By Angus Delaney, Liam Mannix and Roy Ward
Read the latest update on the Victorian meteor here
As a dedicated bird watcher, Pete Hill normally spends his morning walk looking up at the trees to spot rosellas, tawny frogmouths and honeyeaters.
But on Monday morning he looked down, searching for meteorite.
Pete Hill scoured the bushland near his house after hearing a meteor may have landed nearby. Credit: Justin McManus
Like many residents of central Victoria, Hill heard the drawn-out sonic boom of a meteor passing overhead shortly before 8pm on Sunday night. Since then, video of the eerie meteor sparked a frenzy on social media with sightings reported from Bendigo to Ballarat, and beyond.
The speed, sound and colour of the meteor were being scrutinised by astronomers on Monday as they try to work out where it came from – and whether there will be any fragments to find.

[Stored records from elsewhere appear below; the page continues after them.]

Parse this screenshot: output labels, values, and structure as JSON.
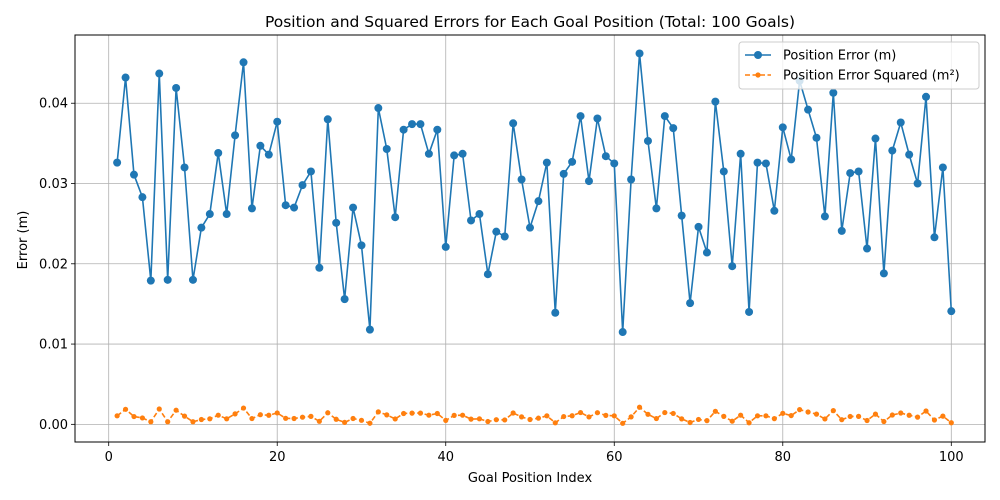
{
  "chart_data": {
    "type": "line",
    "title": "Position and Squared Errors for Each Goal Position (Total: 100 Goals)",
    "xlabel": "Goal Position Index",
    "ylabel": "Error (m)",
    "xlim": [
      -4,
      104
    ],
    "ylim": [
      -0.0022,
      0.0485
    ],
    "xticks": [
      0,
      20,
      40,
      60,
      80,
      100
    ],
    "yticks": [
      0.0,
      0.01,
      0.02,
      0.03,
      0.04
    ],
    "ytick_labels": [
      "0.00",
      "0.01",
      "0.02",
      "0.03",
      "0.04"
    ],
    "grid": true,
    "legend_position": "top-right",
    "x": [
      1,
      2,
      3,
      4,
      5,
      6,
      7,
      8,
      9,
      10,
      11,
      12,
      13,
      14,
      15,
      16,
      17,
      18,
      19,
      20,
      21,
      22,
      23,
      24,
      25,
      26,
      27,
      28,
      29,
      30,
      31,
      32,
      33,
      34,
      35,
      36,
      37,
      38,
      39,
      40,
      41,
      42,
      43,
      44,
      45,
      46,
      47,
      48,
      49,
      50,
      51,
      52,
      53,
      54,
      55,
      56,
      57,
      58,
      59,
      60,
      61,
      62,
      63,
      64,
      65,
      66,
      67,
      68,
      69,
      70,
      71,
      72,
      73,
      74,
      75,
      76,
      77,
      78,
      79,
      80,
      81,
      82,
      83,
      84,
      85,
      86,
      87,
      88,
      89,
      90,
      91,
      92,
      93,
      94,
      95,
      96,
      97,
      98,
      99,
      100
    ],
    "series": [
      {
        "name": "Position Error (m)",
        "color": "#1f77b4",
        "style": "solid",
        "marker": "circle",
        "values": [
          0.0326,
          0.0432,
          0.0311,
          0.0283,
          0.0179,
          0.0437,
          0.018,
          0.0419,
          0.032,
          0.018,
          0.0245,
          0.0262,
          0.0338,
          0.0262,
          0.036,
          0.0451,
          0.0269,
          0.0347,
          0.0336,
          0.0377,
          0.0273,
          0.027,
          0.0298,
          0.0315,
          0.0195,
          0.038,
          0.0251,
          0.0156,
          0.027,
          0.0223,
          0.0118,
          0.0394,
          0.0343,
          0.0258,
          0.0367,
          0.0374,
          0.0374,
          0.0337,
          0.0367,
          0.0221,
          0.0335,
          0.0337,
          0.0254,
          0.0262,
          0.0187,
          0.024,
          0.0234,
          0.0375,
          0.0305,
          0.0245,
          0.0278,
          0.0326,
          0.0139,
          0.0312,
          0.0327,
          0.0384,
          0.0303,
          0.0381,
          0.0334,
          0.0325,
          0.0115,
          0.0305,
          0.0462,
          0.0353,
          0.0269,
          0.0384,
          0.0369,
          0.026,
          0.0151,
          0.0246,
          0.0214,
          0.0402,
          0.0315,
          0.0197,
          0.0337,
          0.014,
          0.0326,
          0.0325,
          0.0266,
          0.037,
          0.033,
          0.0428,
          0.0392,
          0.0357,
          0.0259,
          0.0413,
          0.0241,
          0.0313,
          0.0315,
          0.0219,
          0.0356,
          0.0188,
          0.0341,
          0.0376,
          0.0336,
          0.03,
          0.0408,
          0.0233,
          0.032,
          0.0141
        ]
      },
      {
        "name": "Position Error Squared (m²)",
        "color": "#ff7f0e",
        "style": "dashed",
        "marker": "circle-small",
        "values": [
          0.00106,
          0.00187,
          0.00097,
          0.0008,
          0.00032,
          0.00191,
          0.00032,
          0.00176,
          0.00102,
          0.00032,
          0.0006,
          0.00069,
          0.00114,
          0.00069,
          0.0013,
          0.00203,
          0.00072,
          0.0012,
          0.00113,
          0.00142,
          0.00075,
          0.00073,
          0.00089,
          0.00099,
          0.00038,
          0.00144,
          0.00063,
          0.00024,
          0.00073,
          0.0005,
          0.00014,
          0.00155,
          0.00118,
          0.00067,
          0.00135,
          0.0014,
          0.0014,
          0.00114,
          0.00135,
          0.00049,
          0.00112,
          0.00114,
          0.00065,
          0.00069,
          0.00035,
          0.00058,
          0.00055,
          0.00141,
          0.00093,
          0.0006,
          0.00077,
          0.00106,
          0.00019,
          0.00097,
          0.00107,
          0.00147,
          0.00092,
          0.00145,
          0.00112,
          0.00106,
          0.00013,
          0.00093,
          0.00213,
          0.00125,
          0.00072,
          0.00147,
          0.00136,
          0.00068,
          0.00023,
          0.00061,
          0.00046,
          0.00162,
          0.00099,
          0.00039,
          0.00114,
          0.0002,
          0.00106,
          0.00106,
          0.00071,
          0.00137,
          0.00109,
          0.00183,
          0.00154,
          0.00127,
          0.00067,
          0.00171,
          0.00058,
          0.00098,
          0.00099,
          0.00048,
          0.00127,
          0.00035,
          0.00116,
          0.00141,
          0.00113,
          0.0009,
          0.00166,
          0.00054,
          0.00102,
          0.0002
        ]
      }
    ]
  }
}
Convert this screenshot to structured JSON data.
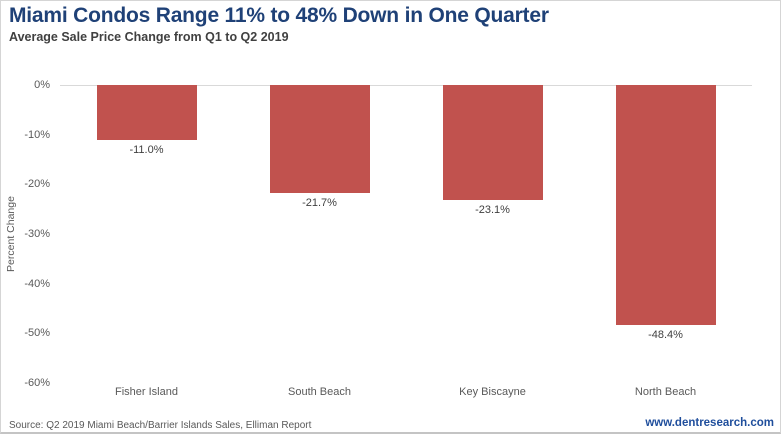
{
  "header": {
    "title": "Miami Condos Range 11% to 48% Down in One Quarter",
    "subtitle": "Average Sale Price Change from Q1 to Q2 2019"
  },
  "chart_data": {
    "type": "bar",
    "categories": [
      "Fisher Island",
      "South Beach",
      "Key Biscayne",
      "North Beach"
    ],
    "values": [
      -11.0,
      -21.7,
      -23.1,
      -48.4
    ],
    "data_labels": [
      "-11.0%",
      "-21.7%",
      "-23.1%",
      "-48.4%"
    ],
    "title": "Miami Condos Range 11% to 48% Down in One Quarter",
    "subtitle": "Average Sale Price Change from Q1 to Q2 2019",
    "xlabel": "",
    "ylabel": "Percent Change",
    "ylim": [
      -60,
      0
    ],
    "ytick_step": -10,
    "ytick_labels": [
      "0%",
      "-10%",
      "-20%",
      "-30%",
      "-40%",
      "-50%",
      "-60%"
    ],
    "grid": false,
    "legend": false,
    "bar_color": "#c1524e"
  },
  "footer": {
    "source": "Source: Q2 2019 Miami Beach/Barrier Islands Sales, Elliman Report",
    "website": "www.dentresearch.com"
  },
  "colors": {
    "title_navy": "#1f4177",
    "subtitle_gray": "#404040",
    "axis_text_gray": "#595959",
    "data_label_gray": "#3f3f3f",
    "bar_red": "#c1524e",
    "zero_line_gray": "#d9d9d9",
    "website_blue": "#1f4e9c",
    "border_gray": "#d5d5d5"
  }
}
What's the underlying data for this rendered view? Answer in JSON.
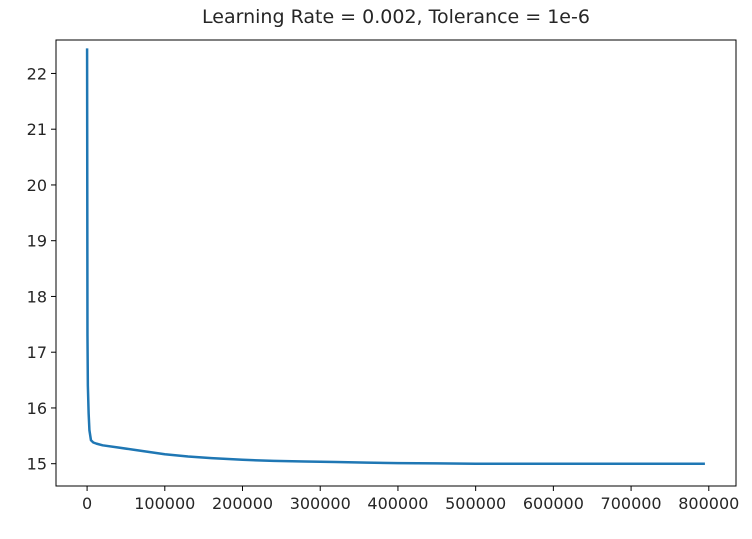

Early estimates from scientists triangulating the fallen meteor’s location suggest it is west of Bendigo and Castlemaine, which includes Hill’s home in Maldon, 20 kilometres west of Castlemaine.
Upon hearing news of the meteor, Hill scoured the scrub around his house, despite not having high hopes of finding any fragments, which could be as small as a piece of fruit or as big as a refrigerator.
“Why not? How often do you get to find meteorite?” said Hill.
“I normally go for a walk down that way every day anyway so it was nothing out of the ordinary. I’m a keen birder so it just meant looking down instead of looking up.”
Saskia Reus-Smit, who lives in Fryerstown about 15 minutes from Castlemaine, was stargazing about 7.30pm on Sunday when she realised there was a strong wash of light coming from behind her – much too big to be car headlights, which her neighbours hardly see anyway.
“There are no streetlights or shops or anything [here], so the night sky is always very dark – it’s a star watcher’s dream,” Reus-Smit said.
“I stepped out of the carport, three steps, and turned my head just as this meteor flew overhead.
“I do a lot of stargazing, although I’m no expert. This was amazing. It was huge. If you think about four full moons joined together. Think about that in your sky above your head, lower than an aircraft.”
Reus-Smit said she could see the meteor’s shape, which she described as like a “giant piece of volcanic porous rock”, with red and orange burning craters at its centre and black formations.
“It passed across, and went over the hill,” she said. “It would have been a time delay of less than a minute.
“This to me sounded more like a massive boom combined with impact.”
Associate professor Michael Brown from Monash University’s school of physics and astronomy said the loud noise heard by those nearby was likely a sonic boom.
“That is unusual and actually quite exciting … if those reports are accurate, probably what they were hearing was a sonic boom from the meteor,” Brown said on Sunday night.
“To be able to hear the sonic boom loudly from the ground suggests that quite a big chunk of the meteor was pretty close to the ground. And that possibly means there’s chunks of the meteorite actually made it down to the ground and, optimistically, might be found.
“They’re not dangerous ... there’s a lot of rocks out there in rural Victoria, so trying to identify a meteor amongst them can be pretty tricky.”
Brown recalled a Canadian family’s house camera capturing a meteorite landing near the front door last year. It was the first time such an event was caught on camera.
“If you have a look at that video, it’s not exactly an asteroid disaster movie, it’s much more of a curiosity,” Brown said.
The Perseid meteor shower is expected to peak on Wednesday and Thursday, so astronomers were expecting to see activity in Australian skies.
But astronomer Perry Vlahos told this masthead that Sunday night’s sighting was not part of any meteor shower such as the Perseids or Alpha Capricornids.
“This would be what’s called a ‘sporadic meteor’, which refers to all meteors we see with a non-specific origin,” Vlahos said.
“The reason it’s not a Perseid is because the ‘radiant’ – the point the meteors appear to radiate out from – never rises above the horizon for us at the latitude of Victoria.
“In order for it to be one, it would have to be travelling upward from horizon to zenith ... which is not what was observed.”